Won’t people just become lazy if they don’t have to work?

Research on basic income experiments and historical examples suggests otherwise. When people’s basic needs are met, many continue to pursue activities they find meaningful—studying, creating art, caring for family, starting small projects, volunteering. Humans tend to seek purpose, connection, and challenge. The main shift is that their efforts are guided more by intrinsic motivation than by financial necessity.

What kinds of work will still need humans?

Roles that involve deep human connection, complex physical presence, and open-ended creativity are hardest to automate fully.

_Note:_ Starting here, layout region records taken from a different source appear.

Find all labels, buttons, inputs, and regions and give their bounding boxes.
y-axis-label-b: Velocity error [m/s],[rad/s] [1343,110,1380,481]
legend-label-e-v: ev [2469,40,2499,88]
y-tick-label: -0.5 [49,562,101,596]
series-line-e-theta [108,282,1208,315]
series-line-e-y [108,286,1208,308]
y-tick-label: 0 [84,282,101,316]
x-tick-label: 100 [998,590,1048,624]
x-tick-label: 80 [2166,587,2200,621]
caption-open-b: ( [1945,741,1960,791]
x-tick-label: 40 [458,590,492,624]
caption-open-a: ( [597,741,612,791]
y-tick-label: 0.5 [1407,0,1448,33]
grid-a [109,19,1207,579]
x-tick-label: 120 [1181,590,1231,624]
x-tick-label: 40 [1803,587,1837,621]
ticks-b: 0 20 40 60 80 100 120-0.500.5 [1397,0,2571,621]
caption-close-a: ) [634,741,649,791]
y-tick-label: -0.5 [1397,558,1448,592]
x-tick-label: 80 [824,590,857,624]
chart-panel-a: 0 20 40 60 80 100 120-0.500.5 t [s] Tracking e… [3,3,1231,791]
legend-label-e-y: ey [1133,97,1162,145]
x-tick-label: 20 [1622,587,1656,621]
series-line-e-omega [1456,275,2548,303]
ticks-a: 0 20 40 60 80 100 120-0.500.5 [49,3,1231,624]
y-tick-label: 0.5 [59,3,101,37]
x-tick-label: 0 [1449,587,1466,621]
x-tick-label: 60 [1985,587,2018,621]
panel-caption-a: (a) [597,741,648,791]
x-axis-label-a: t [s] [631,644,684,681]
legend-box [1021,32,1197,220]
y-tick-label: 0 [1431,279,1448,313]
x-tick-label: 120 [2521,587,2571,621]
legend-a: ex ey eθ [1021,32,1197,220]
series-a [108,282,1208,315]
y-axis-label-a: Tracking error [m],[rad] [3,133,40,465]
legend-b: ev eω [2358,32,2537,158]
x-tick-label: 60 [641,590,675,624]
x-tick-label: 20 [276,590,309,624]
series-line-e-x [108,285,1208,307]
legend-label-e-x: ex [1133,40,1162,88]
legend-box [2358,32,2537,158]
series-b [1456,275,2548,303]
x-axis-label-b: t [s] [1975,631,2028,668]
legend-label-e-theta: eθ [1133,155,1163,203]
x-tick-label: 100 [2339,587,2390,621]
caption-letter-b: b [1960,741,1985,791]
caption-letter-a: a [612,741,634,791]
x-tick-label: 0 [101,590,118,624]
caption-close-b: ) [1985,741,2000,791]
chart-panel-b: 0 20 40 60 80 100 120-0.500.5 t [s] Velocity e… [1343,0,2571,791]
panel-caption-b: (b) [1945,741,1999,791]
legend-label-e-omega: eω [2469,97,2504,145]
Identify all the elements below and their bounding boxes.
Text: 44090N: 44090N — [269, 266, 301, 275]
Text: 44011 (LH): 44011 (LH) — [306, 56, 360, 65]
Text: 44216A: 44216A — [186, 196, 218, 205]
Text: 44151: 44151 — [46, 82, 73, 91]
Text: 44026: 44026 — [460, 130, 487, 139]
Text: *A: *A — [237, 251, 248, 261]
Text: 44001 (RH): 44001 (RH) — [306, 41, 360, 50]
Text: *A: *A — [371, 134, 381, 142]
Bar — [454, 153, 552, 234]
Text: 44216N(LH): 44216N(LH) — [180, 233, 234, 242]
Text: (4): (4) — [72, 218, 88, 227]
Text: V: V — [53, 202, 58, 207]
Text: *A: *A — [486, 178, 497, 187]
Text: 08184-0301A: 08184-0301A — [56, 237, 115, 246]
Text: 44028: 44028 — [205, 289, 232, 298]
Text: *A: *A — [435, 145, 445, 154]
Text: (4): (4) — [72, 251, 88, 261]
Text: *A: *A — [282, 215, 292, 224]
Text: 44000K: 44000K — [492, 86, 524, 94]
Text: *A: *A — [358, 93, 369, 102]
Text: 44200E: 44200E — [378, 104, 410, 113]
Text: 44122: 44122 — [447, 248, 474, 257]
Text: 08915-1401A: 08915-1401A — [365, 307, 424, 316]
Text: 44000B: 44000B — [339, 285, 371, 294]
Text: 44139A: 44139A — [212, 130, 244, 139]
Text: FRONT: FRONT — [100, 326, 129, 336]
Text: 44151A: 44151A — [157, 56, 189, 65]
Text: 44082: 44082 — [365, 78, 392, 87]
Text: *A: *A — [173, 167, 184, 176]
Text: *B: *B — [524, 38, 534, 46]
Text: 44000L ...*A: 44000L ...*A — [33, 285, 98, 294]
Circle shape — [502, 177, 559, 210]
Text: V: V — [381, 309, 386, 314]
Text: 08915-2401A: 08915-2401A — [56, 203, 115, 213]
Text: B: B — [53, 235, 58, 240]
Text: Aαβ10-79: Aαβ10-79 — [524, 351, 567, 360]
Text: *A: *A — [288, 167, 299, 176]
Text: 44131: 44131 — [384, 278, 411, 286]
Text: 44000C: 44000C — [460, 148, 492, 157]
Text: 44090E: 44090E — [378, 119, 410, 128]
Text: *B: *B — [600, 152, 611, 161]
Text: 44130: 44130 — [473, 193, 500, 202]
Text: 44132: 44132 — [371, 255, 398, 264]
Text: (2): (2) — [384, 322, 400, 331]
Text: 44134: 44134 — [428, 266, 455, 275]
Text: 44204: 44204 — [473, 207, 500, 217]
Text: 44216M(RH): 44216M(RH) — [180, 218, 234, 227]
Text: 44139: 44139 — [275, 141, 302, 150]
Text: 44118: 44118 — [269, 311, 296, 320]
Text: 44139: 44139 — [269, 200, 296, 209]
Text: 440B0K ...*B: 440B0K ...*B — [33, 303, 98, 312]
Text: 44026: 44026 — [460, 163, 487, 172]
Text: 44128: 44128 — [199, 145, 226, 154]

Think caregiving, mentoring, therapy, community organizing, certain crafts, high-level scientific inquiry, and art. Even where AI assists, humans are likely to play central roles in setting goals, making value judgments, and providing emotional resonance.

How can I personally prepare for a future with fewer traditional jobs?

You can start by building skills that travel well across contexts: learning how to learn, collaborating with both people and AI tools, communicating clearly, and managing your own time and motivation. Experiment with unscheduled time and explore activities that feel meaningful even without pay. Strengthen your connections with community and practice seeing yourself as more than your job title. These habits can make the transition less disorienting and help you thrive in a world where time is increasingly your own.